Mlle d’Armaillac regarda sa mère à deux fois.

–Dis-moi, lui dit-elle, est-ce que tu parles sérieusement? Tu arranges ma vie avec l’air le plus dégagé du monde; tu m’envoies à Dax comme si tu m’envoyais à Saint-Cloud; tu sais bien pourtant que je n’aime pas la magistrature.

–C’est là ton tort, moi je l’aime beaucoup. Les magistrats ne sont pas ce qu’un vain peuple pense; ils sont galants et spirituels. On ne les épouse pas pour aller vivre avec eux au palais, ils y laissent leurs robes et leurs bonnets carrés; une fois chez eux ou dans le monde, ils sont charmants.

–Eh bien, épouse toi-même M. Delamare, puisque tu aimes tant la magistrature, dit Jeanne à sa mère.

–Voyons, je suis sérieuse, reprit Mme d’Armaillac, c’est une vraie bonne fortune; on ne trouve pas tous les jours45,000francs de rente sous les pas d’un valseur. Songe que tu n’as rien, que mes revenus sont en viager, que nous n’avons pas d’espérances vers quelqu’un des nôtres. On n’épouse plus, à Paris, les filles pour leurs beaux yeux.

–Je ne me marierai pas.

–Tu déraisonnes; il n’y a rien de plus ridicule qu’une vieille fille.

–Je ne suis pas encore majeure.

Mme d’Armaillac avait parlé jusque-là avec douceur, mais elle monta le ton pour dire à sa fille

–Je veux que tu épouses M. Delamare.

–Maman, tu perds la tête; c’est surtout sur ces questions-là qu’il faut dire: Nous voulons.

–Te voilà encore avec tes paroles irritantes C’en est assez. Je te forcerai bien à faire ton bonheur malgré toi; je connais mon devoir.

–Mademoiselle, voulez-vous danser avec moi?

C’était un danseur effréné qui ne voulait pas perdre un quadrille et qui venait fort à propos interrompre cette maternelle et filiale conversation.

–Non, monsieur, je ne danse pas, dit encore une fois Mlle d’Armaillac.
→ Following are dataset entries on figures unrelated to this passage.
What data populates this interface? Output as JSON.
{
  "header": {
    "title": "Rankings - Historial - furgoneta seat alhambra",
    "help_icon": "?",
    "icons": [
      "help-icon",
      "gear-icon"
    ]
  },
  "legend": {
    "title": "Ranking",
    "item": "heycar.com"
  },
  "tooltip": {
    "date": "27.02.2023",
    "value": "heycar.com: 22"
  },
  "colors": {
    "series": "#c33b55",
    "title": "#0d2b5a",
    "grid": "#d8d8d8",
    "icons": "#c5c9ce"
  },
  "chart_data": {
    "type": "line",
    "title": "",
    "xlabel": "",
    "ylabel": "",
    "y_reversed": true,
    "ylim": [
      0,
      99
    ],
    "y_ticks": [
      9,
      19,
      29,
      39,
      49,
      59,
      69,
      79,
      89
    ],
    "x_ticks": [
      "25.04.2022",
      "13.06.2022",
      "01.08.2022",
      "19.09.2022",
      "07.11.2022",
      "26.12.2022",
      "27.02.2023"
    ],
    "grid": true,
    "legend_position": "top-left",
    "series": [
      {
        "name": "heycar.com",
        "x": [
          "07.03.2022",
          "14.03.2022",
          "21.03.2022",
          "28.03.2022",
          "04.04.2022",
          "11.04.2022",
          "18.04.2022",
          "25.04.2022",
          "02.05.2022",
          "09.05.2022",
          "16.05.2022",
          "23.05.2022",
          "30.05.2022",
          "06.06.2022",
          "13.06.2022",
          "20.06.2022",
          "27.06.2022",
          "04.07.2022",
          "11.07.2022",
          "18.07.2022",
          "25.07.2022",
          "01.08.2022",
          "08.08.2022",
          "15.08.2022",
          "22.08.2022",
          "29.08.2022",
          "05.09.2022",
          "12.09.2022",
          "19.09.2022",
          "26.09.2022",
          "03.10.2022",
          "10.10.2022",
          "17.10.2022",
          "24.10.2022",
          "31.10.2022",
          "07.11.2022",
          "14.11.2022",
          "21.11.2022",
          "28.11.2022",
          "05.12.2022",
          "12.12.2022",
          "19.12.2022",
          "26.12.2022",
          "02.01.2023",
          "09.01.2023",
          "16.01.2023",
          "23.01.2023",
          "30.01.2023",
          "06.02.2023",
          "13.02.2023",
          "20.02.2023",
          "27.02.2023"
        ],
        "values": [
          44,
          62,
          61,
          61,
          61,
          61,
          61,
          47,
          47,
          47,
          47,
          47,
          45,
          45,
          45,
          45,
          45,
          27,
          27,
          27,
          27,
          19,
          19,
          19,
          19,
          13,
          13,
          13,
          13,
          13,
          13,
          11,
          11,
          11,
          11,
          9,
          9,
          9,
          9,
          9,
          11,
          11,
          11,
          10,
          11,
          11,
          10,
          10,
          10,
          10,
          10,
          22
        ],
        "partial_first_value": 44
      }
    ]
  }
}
Et se tournant vers sa mère:

–Viens-tu, maman?

–Déjà! Je te reconnais bien là, ce n’était pas la peine de venir.

–Une autre fois, tu viendras toute seule.

Jeanne s’était levée; sa mère se leva exaspérée.

–M. Delamare reviendra tout à l’heure; il me trouvera fort impertinente de ne pas l’avoir attendu.

Tout justement, le jeune magistrat, qui ne cessait de lorgner Jeanne avec admiration, venait de s’approcher.

–La tête ne vous tourne plus, mademoiselle?

–Je vous assure, monsieur, que je ne me sens pas très-vaillante depuis que j’ai valsé.

Jeanne aurait pu ajouter depuis que j’ai valsé avec M. de Briançon.

–Donnez-moi le bras, dit la mère à M. Delamare, vous allez nous conduire au buffet, après quoi nous nous en irons.

–Voulez-vous me permettre de vous accompagner jusqu’à votre porte?

–Non, dit Jeanne, ce n’est pas votre chemin, puisque vous demeurez rue du Cirque.

Un quart d’heure après, Jeanne était seule dans sa chambre. Quoique ce fût une nuit d’hiver et que le rossignol ne chantât pas dans les branches, elle ouvrit sa fenêtre, comme s’il lui eût fallu voyager vers l’inconnu. Le souvenir de M. de Briançon s’imposait à elle avec une force irrésistible; cette figure souriante et railleuse d’un homme qui n’avait que le souci de s’amuser et de rire de tout, était là, toujours là sous ses yeux.

–Oui, dit-elle, c’est ma destinée qui m’a conduite ce soir chez la duchesse.